My son is demoralized in this post-Packers Super Bowl world. At almost nine years old, Attila the Son has chosen a position in life that is diametrically opposed to whatever the prevailing attitude is surrounding him on any subject. He is, to steal a description once lobbed at a college colleague who was almost magically obtuse and befuddled, "skew to the universe." Only at an engineering college could the allegation of being perpendicular to any known plane be "fightin' words."
The fourth quarter had Attila storming and stomping with whatever energy he had left after sledding at Scout Camp most of the day. If he ever gets a tattoo, I suspect it will say, "I've been robbed" -- his third favorite phrase after "It's not fair" and "This is the worst family ever." The latter has been uttered often enough that I'm thinking of incorporating it in Latin on the family crest right below shield with the smoking computer:
Ego sum inimicus proprius pessimus meus
This actually means "I am my own worst enemy" but I could get away with the improper translation for years before anyone noticed.
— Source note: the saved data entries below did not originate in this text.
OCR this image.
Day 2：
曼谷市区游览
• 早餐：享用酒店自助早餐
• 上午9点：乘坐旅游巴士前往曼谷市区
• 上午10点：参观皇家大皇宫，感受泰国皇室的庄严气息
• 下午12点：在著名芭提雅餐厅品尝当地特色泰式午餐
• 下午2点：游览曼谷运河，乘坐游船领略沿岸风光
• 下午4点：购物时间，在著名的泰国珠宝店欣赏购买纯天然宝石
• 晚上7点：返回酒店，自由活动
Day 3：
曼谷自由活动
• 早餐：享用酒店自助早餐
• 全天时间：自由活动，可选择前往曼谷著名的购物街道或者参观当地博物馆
As for me, the aftermath from the weekend of birthday party #1, birthday party #2, day camping trip, and Super Bowl party has nearly been cleaned up. Words of wisdom from the Narcissistic Fortune Cookie Company (NFCC - our motto = "So annoying you'll just want to eat the paper"): One is never so thirsty as when there is not one clean glass in the house.
Sign, Sign, Everywhere a Sign
I snapped this little bit of officiousness at a local high school where I attended a meeting. Aren't they missing a phrase like, "While school is in session"?
Perhaps while everyone is quarantined, they can ponder the unnecessary capitalization and the absence of the comma.